Hansjorg Wyss (pronounced "Hans-yorg Wees") and his nonprofit, the Wyss Foundation, have so far donated more than $350 million to acquire land and buoy dozens of green groups molding lands policy in Washington, D.C., and Western communities.
"Hansjorg Wyss is a godsend to the conservation community," said Bill Meadows, former president of the Wilderness Society, which has received significant Wyss funding. "Without their funding, all of our organizations would be much less equipped to do serious research, serious policy analysis."
Industry-aligned groups say Wyss promotes radical environmentalists who block energy development and destroy jobs on Western lands.
"Wyss's foreign money -- tens of millions of dollars of it -- takes American natural resources out of productive uses," according to a profile of Wyss by the Center for Organizational Research and Education.
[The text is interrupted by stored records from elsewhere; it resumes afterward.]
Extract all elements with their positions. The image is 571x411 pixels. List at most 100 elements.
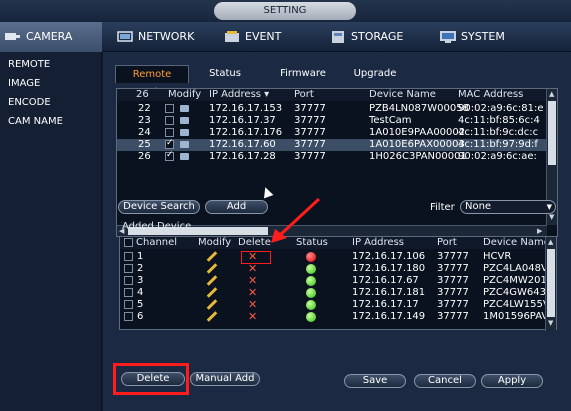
header-device-name[interactable]: Device Name [483, 237, 550, 249]
filter-label: Filter [430, 202, 455, 213]
select-all-checkbox[interactable] [124, 238, 133, 247]
nav-camera-label: CAMERA [26, 30, 73, 43]
table-row[interactable]: 3 ✕ 172.16.17.67 37777 PZC4MW201 [120, 274, 550, 287]
cell-ip: 172.16.17.60 [209, 139, 276, 150]
system-icon [440, 31, 456, 43]
main-content: Remote Device Status Firmware Upgrade 26… [103, 52, 571, 411]
cell-port: 37777 [437, 299, 469, 310]
cell-device-name: PZC4GW643 [483, 287, 546, 298]
apply-button[interactable]: Apply [481, 374, 543, 388]
header-ip[interactable]: IP Address ▾ [209, 89, 269, 101]
sidebar-item-image[interactable]: IMAGE [0, 74, 101, 93]
sidebar-item-encode[interactable]: ENCODE [0, 93, 101, 112]
table-row[interactable]: 2 ✕ 172.16.17.180 37777 PZC4LA048V [120, 262, 550, 275]
cell-ip: 172.16.17.181 [352, 287, 426, 298]
cell-port: 37777 [437, 311, 469, 322]
scroll-down-icon[interactable]: ▼ [548, 319, 553, 327]
sidebar-item-remote[interactable]: REMOTE [0, 55, 101, 74]
cell-device-name: 1A010E6PAX00003 [369, 139, 465, 150]
nav-event[interactable]: EVENT [219, 22, 281, 52]
camera-icon [180, 117, 189, 124]
row-checkbox[interactable] [124, 252, 133, 261]
added-device-table: Channel Modify Delete Status IP Address … [119, 236, 557, 331]
cell-channel: 5 [137, 299, 144, 310]
cell-mac: 90:02:a9:6c:ae: [458, 151, 537, 162]
table-row[interactable]: 22 172.16.17.153 37777 PZB4LN087W00058 9… [117, 103, 547, 115]
cell-device-name: 1M01596PAV [483, 311, 549, 322]
cell-channel: 1 [137, 251, 144, 262]
delete-icon[interactable]: ✕ [248, 310, 257, 324]
vertical-scrollbar[interactable]: ▲ ▼ [545, 237, 556, 331]
sidebar-item-cam-name[interactable]: CAM NAME [0, 112, 101, 131]
sidebar: REMOTE IMAGE ENCODE CAM NAME [0, 52, 102, 411]
add-button[interactable]: Add [205, 200, 268, 214]
nav-system[interactable]: SYSTEM [435, 22, 505, 52]
header-port[interactable]: Port [294, 89, 314, 101]
row-checkbox[interactable] [165, 104, 174, 113]
cell-ip: 172.16.17.176 [209, 127, 283, 138]
scroll-up-icon[interactable]: ▲ [549, 90, 554, 98]
table-row[interactable]: 1 ✕ 172.16.17.106 37777 HCVR [120, 250, 550, 263]
cell-mac: 4c:11:bf:85:6c:4 [458, 115, 540, 126]
cell-port: 37777 [294, 139, 326, 150]
row-checkbox[interactable] [124, 288, 133, 297]
edit-icon[interactable] [206, 287, 218, 298]
manual-add-button[interactable]: Manual Add [190, 372, 260, 386]
cell-channel: 2 [137, 263, 144, 274]
row-checkbox[interactable] [165, 138, 174, 149]
edit-icon[interactable] [206, 263, 218, 274]
scroll-thumb[interactable] [548, 101, 556, 165]
cell-ip: 172.16.17.37 [209, 115, 276, 126]
table-row[interactable]: 5 ✕ 172.16.17.17 37777 PZC4LW155V [120, 298, 550, 311]
header-mac[interactable]: MAC Address [458, 89, 523, 101]
cancel-button[interactable]: Cancel [414, 374, 476, 388]
row-checkbox[interactable] [165, 116, 174, 125]
table-row[interactable]: 6 ✕ 172.16.17.149 37777 1M01596PAV [120, 310, 550, 324]
tab-status[interactable]: Status [200, 65, 250, 83]
cell-port: 37777 [294, 127, 326, 138]
row-checkbox[interactable] [124, 300, 133, 309]
table-row[interactable]: 4 ✕ 172.16.17.181 37777 PZC4GW643 [120, 286, 550, 299]
edit-icon[interactable] [206, 299, 218, 310]
header-port[interactable]: Port [437, 237, 457, 249]
row-checkbox[interactable] [124, 312, 133, 321]
nav-camera[interactable]: CAMERA [0, 22, 102, 52]
tab-firmware[interactable]: Firmware [275, 65, 331, 83]
scroll-thumb[interactable] [547, 249, 555, 317]
table-row[interactable]: 26 172.16.17.28 37777 1H026C3PAN00001 90… [117, 150, 547, 163]
device-search-button[interactable]: Device Search [118, 200, 200, 214]
cell-no: 23 [138, 115, 151, 126]
nav-storage[interactable]: STORAGE [325, 22, 403, 52]
edit-icon[interactable] [206, 311, 218, 322]
row-checkbox[interactable] [165, 150, 174, 161]
status-online-icon [306, 264, 316, 274]
scroll-down-icon[interactable]: ▼ [549, 213, 554, 221]
row-checkbox[interactable] [124, 264, 133, 273]
storage-icon [332, 31, 344, 43]
cell-mac: 4c:11:bf:97:9d:f [458, 139, 538, 150]
save-button[interactable]: Save [344, 374, 406, 388]
window-title: SETTING [214, 2, 356, 20]
cell-device-name: PZB4LN087W00058 [369, 103, 469, 114]
cell-device-name: HCVR [483, 251, 512, 262]
row-checkbox[interactable] [124, 276, 133, 285]
edit-icon[interactable] [206, 275, 218, 286]
cell-device-name: 1H026C3PAN00001 [369, 151, 467, 162]
header-ip[interactable]: IP Address [352, 237, 404, 249]
scroll-right-icon[interactable]: ▶ [537, 227, 542, 235]
table-row[interactable]: 24 172.16.17.176 37777 1A010E9PAA00002 4… [117, 127, 547, 139]
cell-no: 24 [138, 127, 151, 138]
tab-remote-device[interactable]: Remote Device [115, 65, 189, 98]
edit-icon[interactable] [206, 251, 218, 262]
scroll-up-icon[interactable]: ▲ [548, 238, 553, 246]
cell-device-name: PZC4LW155V [483, 299, 550, 310]
table-row[interactable]: 23 172.16.17.37 37777 TestCam 4c:11:bf:8… [117, 115, 547, 127]
table-row[interactable]: 25 172.16.17.60 37777 1A010E6PAX00003 4c… [117, 138, 547, 151]
nav-network[interactable]: NETWORK [112, 22, 194, 52]
row-checkbox[interactable] [165, 128, 174, 137]
filter-select[interactable]: None ▼ [460, 200, 556, 214]
tab-upgrade[interactable]: Upgrade [347, 65, 403, 83]
cell-device-name: TestCam [369, 115, 412, 126]
header-device-name[interactable]: Device Name [369, 89, 436, 101]
status-online-icon [306, 276, 316, 286]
The center is run by Richard Berman, a D.C. public relations consultant who runs attack campaigns against green groups.
Love him or hate him, Wyss' policy footprint on Western lands is growing.
In late 2013, Wyss signed the "Giving Pledge," an initiative started by Warren Buffet and Bill and Melinda Gates that asks wealthy individuals to give at least half of their wealth to charity.
Among Wyss' biggest gifts:
- $4.25 million in 2013 to help buy back 58,000 acres of oil and gas leases in Wyoming's Hoback Basin, a prized retreat for rafters, fishermen and hunters, and a major migration route for wildlife.
- $2 million in 2013 to remove the century-old Veazie Dam and restore fish passage in Maine's Penobscot River.
- $35 million in 2010 to help purchase 310,000 acres of private timberlands to protect grizzly bear and wolverine habitat in northern Montana, stitching together a checkerboard of federal, state and private lands.